Poucas figuras transcendem tanto as barreiras religiosas e culturais quanto São Jorge. Para milhões de pessoas ao redor do mundo, ele não é apenas um santo católico, mas um arquétipo do guerreiro justo, um símbolo de coragem invencível diante do mal. Sua imagem — um cavaleiro montado em um cavalo branco, trespassando um dragão com sua lança — é instantaneamente reconhecível, mas sua história vai muito além da lenda.

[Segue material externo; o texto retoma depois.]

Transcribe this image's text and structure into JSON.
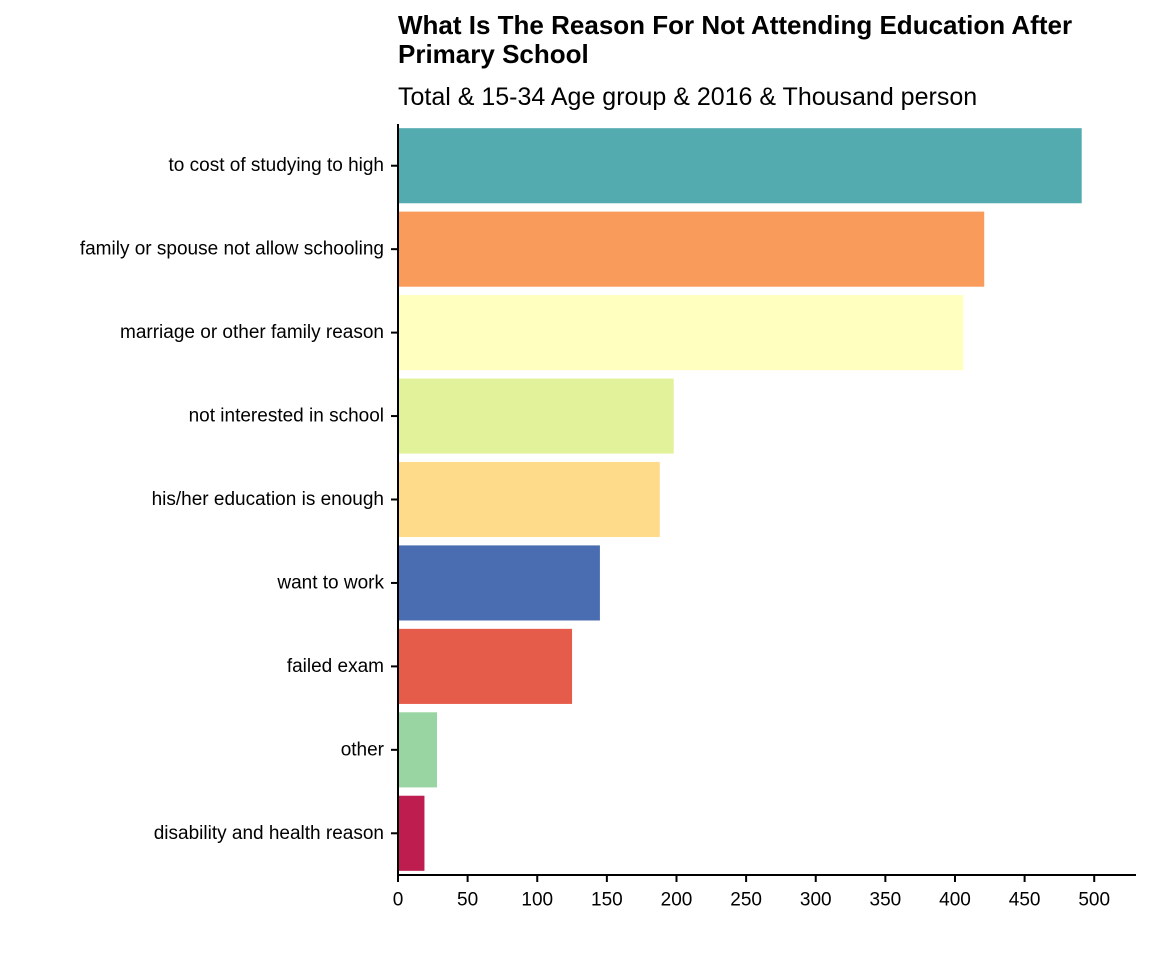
{
  "chart_data": {
    "type": "bar",
    "orientation": "horizontal",
    "title": "What Is The Reason For Not Attending Education After Primary School",
    "subtitle": "Total & 15-34 Age group & 2016 & Thousand person",
    "xlabel": "",
    "ylabel": "",
    "xlim": [
      0,
      530
    ],
    "x_ticks": [
      0,
      50,
      100,
      150,
      200,
      250,
      300,
      350,
      400,
      450,
      500
    ],
    "grid": false,
    "legend": "none",
    "categories": [
      "to cost of studying to high",
      "family or spouse not allow schooling",
      "marriage or other family reason",
      "not interested in school",
      "his/her education is enough",
      "want to work",
      "failed exam",
      "other",
      "disability and health reason"
    ],
    "values": [
      491,
      421,
      406,
      198,
      188,
      145,
      125,
      28,
      19
    ],
    "colors": [
      "#53abb0",
      "#f99b5b",
      "#ffffbf",
      "#e1f29b",
      "#fddb8a",
      "#4a6cb0",
      "#e65c4b",
      "#98d5a3",
      "#be1d4f"
    ]
  }
}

Imagem ilustrativa (Pixabay)


O homem por trás do mito nasceu na Capadócia (atual Turquia) no século III. Jorge era um soldado romano, tribuno do exército do imperador Diocleciano. O que o elevou à santidade não foi uma batalha contra uma fera mítica, mas um ato de extrema coragem interior. Ao testemunhar a perseguição brutal aos cristãos e ver a fé de inocentes sendo esmagada, Jorge, movido por uma convicção inabalável, apresentou-se diante do próprio imperador, rasgou o édito de perseguição e declarou-se cristão. Este ato de desobediência lhe custou torturas terríveis e, por fim, sua vida, em 23 de abril de 303 d.C.

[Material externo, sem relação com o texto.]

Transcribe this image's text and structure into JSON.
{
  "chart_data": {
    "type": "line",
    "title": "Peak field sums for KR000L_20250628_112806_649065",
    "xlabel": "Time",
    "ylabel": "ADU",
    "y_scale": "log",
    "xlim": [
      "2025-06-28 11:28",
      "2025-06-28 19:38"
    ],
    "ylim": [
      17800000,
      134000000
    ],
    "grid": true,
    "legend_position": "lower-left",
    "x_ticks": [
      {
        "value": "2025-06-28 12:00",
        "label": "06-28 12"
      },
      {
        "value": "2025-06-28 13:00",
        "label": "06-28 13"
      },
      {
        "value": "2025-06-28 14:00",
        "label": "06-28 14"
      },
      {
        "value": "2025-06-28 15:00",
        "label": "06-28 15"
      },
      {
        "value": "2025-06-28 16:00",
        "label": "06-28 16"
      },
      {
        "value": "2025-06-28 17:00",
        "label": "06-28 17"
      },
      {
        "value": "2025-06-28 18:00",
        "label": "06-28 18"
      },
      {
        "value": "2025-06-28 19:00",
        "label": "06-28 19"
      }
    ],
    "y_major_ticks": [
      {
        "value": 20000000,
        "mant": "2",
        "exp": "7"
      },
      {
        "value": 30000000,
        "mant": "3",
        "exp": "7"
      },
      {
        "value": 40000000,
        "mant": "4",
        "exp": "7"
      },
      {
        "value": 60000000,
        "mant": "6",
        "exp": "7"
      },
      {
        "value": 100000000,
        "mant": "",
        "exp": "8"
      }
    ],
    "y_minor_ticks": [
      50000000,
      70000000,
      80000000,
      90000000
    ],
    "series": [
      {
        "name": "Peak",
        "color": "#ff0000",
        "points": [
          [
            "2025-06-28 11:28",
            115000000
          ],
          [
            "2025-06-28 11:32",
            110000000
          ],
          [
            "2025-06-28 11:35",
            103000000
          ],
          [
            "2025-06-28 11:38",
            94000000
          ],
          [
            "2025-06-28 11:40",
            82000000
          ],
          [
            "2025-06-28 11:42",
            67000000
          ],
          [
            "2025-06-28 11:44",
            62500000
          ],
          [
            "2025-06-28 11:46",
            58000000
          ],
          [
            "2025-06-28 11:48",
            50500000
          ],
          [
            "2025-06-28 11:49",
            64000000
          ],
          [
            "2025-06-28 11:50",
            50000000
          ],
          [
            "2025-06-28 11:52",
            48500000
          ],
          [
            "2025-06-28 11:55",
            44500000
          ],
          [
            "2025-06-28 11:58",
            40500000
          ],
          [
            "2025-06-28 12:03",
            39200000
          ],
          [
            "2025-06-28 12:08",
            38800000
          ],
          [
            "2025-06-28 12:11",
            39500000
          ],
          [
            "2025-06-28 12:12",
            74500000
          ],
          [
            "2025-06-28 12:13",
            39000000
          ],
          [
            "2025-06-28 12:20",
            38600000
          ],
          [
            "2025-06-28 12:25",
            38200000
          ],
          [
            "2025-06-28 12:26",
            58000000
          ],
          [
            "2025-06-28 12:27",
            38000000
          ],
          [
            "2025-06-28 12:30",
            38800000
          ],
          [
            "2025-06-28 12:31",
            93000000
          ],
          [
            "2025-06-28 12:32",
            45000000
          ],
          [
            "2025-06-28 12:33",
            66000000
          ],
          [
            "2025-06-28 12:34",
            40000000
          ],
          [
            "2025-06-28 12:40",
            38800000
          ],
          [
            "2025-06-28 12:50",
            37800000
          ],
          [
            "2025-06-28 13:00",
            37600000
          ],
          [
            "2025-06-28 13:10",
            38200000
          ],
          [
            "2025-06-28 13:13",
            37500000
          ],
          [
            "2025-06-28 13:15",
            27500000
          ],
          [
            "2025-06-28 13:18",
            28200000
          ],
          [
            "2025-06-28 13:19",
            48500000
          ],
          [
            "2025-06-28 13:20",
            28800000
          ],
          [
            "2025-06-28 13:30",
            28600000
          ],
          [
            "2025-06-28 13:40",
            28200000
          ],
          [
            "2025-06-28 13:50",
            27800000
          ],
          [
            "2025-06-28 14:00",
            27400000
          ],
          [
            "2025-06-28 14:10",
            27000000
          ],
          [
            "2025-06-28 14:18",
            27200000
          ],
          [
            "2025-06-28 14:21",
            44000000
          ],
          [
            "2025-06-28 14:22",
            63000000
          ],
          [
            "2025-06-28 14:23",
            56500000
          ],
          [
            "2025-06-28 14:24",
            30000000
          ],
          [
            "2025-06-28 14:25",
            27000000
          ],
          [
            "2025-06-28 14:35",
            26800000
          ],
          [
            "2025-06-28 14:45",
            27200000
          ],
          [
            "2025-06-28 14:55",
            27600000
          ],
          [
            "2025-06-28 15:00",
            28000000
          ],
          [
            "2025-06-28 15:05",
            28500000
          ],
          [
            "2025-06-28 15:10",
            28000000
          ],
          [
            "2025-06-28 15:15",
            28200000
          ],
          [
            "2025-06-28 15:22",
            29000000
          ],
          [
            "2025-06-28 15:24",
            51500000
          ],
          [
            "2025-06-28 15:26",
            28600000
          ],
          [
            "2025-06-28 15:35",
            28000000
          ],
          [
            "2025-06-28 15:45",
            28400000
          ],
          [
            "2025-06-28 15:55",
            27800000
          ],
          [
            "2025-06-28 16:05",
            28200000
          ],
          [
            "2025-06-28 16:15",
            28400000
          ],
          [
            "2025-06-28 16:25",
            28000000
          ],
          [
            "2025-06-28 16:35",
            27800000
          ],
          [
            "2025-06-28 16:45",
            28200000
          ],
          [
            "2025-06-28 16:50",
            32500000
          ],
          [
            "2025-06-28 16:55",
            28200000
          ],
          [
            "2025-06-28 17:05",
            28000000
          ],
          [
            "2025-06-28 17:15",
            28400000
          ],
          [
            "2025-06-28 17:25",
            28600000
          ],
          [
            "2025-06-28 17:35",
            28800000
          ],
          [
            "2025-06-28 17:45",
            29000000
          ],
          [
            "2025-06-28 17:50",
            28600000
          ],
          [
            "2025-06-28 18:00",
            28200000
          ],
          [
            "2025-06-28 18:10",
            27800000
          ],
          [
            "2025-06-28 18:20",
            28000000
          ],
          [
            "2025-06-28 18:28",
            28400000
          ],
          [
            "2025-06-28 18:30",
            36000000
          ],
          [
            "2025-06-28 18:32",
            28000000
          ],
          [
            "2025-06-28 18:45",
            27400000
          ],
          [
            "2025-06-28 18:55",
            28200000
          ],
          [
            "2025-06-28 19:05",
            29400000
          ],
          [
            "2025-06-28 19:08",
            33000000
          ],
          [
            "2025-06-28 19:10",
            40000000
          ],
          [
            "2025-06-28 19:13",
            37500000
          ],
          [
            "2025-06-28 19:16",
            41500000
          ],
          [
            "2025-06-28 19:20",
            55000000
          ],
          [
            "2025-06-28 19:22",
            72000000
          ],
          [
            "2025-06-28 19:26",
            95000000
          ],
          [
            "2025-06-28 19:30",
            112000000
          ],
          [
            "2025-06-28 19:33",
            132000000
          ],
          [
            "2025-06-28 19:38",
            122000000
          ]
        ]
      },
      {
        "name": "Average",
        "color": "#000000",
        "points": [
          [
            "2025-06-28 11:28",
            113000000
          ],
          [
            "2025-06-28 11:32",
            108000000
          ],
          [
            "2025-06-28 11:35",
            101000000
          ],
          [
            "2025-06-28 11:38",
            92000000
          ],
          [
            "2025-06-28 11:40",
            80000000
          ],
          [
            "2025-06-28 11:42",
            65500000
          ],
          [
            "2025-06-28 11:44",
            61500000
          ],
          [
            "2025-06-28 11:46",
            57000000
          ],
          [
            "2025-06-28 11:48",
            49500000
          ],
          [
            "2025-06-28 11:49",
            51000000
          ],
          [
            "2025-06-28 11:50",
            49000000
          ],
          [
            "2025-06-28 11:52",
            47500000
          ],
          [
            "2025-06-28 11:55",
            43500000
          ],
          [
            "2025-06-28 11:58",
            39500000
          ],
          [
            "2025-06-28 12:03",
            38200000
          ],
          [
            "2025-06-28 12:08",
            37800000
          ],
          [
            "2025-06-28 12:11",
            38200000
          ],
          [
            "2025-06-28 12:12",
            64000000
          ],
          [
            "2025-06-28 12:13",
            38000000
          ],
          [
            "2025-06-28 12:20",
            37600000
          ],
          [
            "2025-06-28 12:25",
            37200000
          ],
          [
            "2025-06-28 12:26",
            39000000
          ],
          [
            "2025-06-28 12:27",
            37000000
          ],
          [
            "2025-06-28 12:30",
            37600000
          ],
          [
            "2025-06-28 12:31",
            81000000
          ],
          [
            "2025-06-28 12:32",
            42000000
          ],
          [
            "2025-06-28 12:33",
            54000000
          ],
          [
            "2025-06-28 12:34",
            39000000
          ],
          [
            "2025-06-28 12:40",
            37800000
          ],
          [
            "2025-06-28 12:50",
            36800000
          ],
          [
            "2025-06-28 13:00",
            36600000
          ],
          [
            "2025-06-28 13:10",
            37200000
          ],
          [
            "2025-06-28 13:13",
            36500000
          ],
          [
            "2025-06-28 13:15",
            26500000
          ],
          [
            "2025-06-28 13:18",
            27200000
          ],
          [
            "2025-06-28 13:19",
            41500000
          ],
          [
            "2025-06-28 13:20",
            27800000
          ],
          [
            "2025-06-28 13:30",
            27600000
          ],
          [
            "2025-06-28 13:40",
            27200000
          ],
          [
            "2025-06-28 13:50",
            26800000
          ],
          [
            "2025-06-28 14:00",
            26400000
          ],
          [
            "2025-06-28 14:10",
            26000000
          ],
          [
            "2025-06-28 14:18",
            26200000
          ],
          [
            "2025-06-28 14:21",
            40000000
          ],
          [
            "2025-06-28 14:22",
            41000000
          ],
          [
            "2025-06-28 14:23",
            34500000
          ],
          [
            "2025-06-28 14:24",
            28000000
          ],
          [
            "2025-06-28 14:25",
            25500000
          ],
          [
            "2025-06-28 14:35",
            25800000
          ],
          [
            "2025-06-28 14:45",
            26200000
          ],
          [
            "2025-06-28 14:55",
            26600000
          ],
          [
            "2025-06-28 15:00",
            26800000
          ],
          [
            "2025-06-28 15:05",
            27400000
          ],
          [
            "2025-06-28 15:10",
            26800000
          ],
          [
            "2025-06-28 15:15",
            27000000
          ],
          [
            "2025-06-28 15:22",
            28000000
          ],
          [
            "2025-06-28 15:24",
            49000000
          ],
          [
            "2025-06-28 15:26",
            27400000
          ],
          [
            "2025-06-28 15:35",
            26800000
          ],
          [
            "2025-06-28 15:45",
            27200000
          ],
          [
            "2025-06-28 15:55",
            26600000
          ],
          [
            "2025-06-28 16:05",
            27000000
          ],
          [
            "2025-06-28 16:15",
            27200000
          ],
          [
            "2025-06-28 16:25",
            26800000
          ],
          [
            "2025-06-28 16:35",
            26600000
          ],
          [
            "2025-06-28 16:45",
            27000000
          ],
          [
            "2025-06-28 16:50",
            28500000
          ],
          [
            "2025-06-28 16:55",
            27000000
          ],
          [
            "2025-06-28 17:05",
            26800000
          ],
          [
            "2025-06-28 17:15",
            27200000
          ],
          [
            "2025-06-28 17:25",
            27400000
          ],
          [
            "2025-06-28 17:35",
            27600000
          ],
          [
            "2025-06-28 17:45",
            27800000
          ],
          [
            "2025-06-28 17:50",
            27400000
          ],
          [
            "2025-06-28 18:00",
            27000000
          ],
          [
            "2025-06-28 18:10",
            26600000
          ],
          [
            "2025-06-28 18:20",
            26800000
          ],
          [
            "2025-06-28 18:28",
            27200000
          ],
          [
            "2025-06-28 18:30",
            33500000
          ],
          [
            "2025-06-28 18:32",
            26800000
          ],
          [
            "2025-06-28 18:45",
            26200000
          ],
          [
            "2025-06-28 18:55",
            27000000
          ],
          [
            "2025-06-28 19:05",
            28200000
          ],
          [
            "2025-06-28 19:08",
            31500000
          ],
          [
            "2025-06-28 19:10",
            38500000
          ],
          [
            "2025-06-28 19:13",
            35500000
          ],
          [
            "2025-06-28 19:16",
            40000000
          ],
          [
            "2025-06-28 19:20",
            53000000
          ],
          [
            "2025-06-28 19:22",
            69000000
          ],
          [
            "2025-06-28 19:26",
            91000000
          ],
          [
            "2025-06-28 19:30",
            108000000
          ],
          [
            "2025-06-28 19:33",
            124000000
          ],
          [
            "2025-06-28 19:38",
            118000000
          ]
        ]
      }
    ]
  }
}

A famosa iconografia do dragão surgiu muito depois, na Idade Média, popularizada pela "Lenda Dourada". Nela, Jorge encontra uma cidade aterrorizada por um dragão que exigia sacrifícios humanos. Quando a sorte recai sobre a filha do rei, o cavaleiro intervém. Ele enfrenta a besta, fere-a e a conduz, submissa, até a cidade, onde a mata e liberta o povo. Esta fábula poderosa transformou-se em uma alegoria atemporal: o dragão representa o medo, a tirania e a incredulidade; a princesa, a alma ou a humanidade; e Jorge, a Fé que, com coragem, domina o caos.


Essa dualidade — o mártir histórico e o guerreiro mítico — explica sua devoção global. No Cristianismo, ele é venerado no Oriente como um dos "Grandes Mártires" e no Ocidente como um dos 14 Santos Auxiliares de auxílio emergencial. A Inglaterra o adotou como padroeiro, eternizando sua cruz vermelha em sua bandeira. Em Portugal, a tradição diz que seus cavaleiros o invocaram na batalha de Aljubarrota. No Brasil, sua festa, em 23 de abril, é um dos alicerces do sincretismo religioso, onde, com seu capacete, armadura e lança, ele se funde com Ogum, o poderoso orixá guerreiro, senhor dos metais e dos caminhos. Em ambos, o mesmo espírito de luta, proteção e abertura de estradas se manifesta nos terreiros e nas igrejas.


São Jorge sobrevive porque nos oferece um modelo. Ele não é um santo passivo, mas um combatente. Ensina que a fé verdadeira não é apenas um refúgio, mas uma força ativa que enfrenta os “dragões” cotidianos — a injustiça, o desânimo, a opressão. Sua capa vermelha é o manto do sacrifício; sua lança, o instrumento da ação. Ao celebrar São Jorge, celebramos a esperança inabalável de que, por maiores que sejam os monstros que nos desafiam, a coragem fortalecida pela fé pode vencê-los.